Last Updated: 4/30/2019

Radiation View Factors - Perpendicular Plates

The first of the four worksheets finds the view factor for perpendicular plates with a common edge (from the well-known analytical solution) and draws an isometric view of them on the screen. The user inputs the length of the common edge as well as the second dimension of the two plates.

Radiation View Factors - Coaxial Disks

The viewfactor for coaxial, parallel disks is computed from the analytical solution and then they are drawn to scale on the screen. The user inputs the radii of the two disks (emitter and receiver) and the separation distance.

Radiation View Factors - Coaxial Cylinders

View factors for finite-length, coaxial cylinders are computed using a combination of analytical solutions and view factor algebra. The user inputs the radii of the two cylinders and their length. All nine relevant view factors and a scale drawing are returned.

Radiation View Factors - Parallel Rectangles

On the fourth worksheet the view factor for parallel, aligned plates is computed from the analytical solution. The user inputs the length and width of the two rectangles and their separation distance. The view factor and a scale drawing are returned.

Radiation View Factors – Nusselt Unit Sphere Method for Arbitrarily-Oriented Rectangles

The Nusselt Unit Sphere method was developed by Wilhelm Nusselt (for whom the Nusselt number is named) as an experimental method.  His technique was converted to a computational algorithm by a NASA contractor.  See below.
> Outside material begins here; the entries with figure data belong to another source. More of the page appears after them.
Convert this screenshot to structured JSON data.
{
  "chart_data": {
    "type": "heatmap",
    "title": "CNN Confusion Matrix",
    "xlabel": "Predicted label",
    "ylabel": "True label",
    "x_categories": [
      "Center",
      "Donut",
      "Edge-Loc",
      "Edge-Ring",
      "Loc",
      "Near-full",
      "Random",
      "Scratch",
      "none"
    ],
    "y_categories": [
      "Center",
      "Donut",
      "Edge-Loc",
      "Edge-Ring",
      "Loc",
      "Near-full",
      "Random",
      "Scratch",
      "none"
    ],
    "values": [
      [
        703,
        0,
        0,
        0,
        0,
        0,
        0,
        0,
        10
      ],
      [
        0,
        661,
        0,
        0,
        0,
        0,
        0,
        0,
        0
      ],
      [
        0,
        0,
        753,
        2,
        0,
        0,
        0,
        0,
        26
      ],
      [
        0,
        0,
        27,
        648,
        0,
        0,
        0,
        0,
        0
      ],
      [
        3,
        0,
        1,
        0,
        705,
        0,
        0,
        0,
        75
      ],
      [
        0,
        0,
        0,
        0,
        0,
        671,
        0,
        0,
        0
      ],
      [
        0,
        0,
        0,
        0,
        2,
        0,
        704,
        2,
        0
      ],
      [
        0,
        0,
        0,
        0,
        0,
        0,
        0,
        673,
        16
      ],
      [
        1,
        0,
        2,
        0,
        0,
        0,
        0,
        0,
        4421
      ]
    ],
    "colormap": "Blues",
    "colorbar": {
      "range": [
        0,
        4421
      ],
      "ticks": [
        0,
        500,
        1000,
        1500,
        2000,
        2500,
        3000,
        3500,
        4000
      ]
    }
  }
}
The implementation included in the View Factor Spreadsheet is limited to two arbitrarily-oriented rectangles, but could be extended to other geometries.   The user enters coordinates defining the parallelograms and the algorithm returns the view factor.  A plot of the input geometry allows the user to check his/her inputs.

References:

Howell, J.R., A Catalog of Radiation Heat Transfer Configuration Factors

Modest, M.F., Radiative Heat Transfer, 2nd Ed., McGraw-Hill, 2003.

This spreadsheet provides a systematic template for solving radiative exchange problems involving up to 20 diffuse-gray surfaces.    Spaces are set up for surface radiative properties (area, emissivity) and for view factors connecting all pairs of surfaces.    Surface and spatial radiative resistances are computed from the input, the coefficients of the equations for Radiosity are compiled and the equations solved.    A six-surface example is provided and the spreadsheet automatically sets up and solves the required equations for as many as 20 diffuse-gray surfaces.   Complete derivations of the Radiosity method for black and gray surfaces are provided and a schematic of the equivalent dc circuit is generated.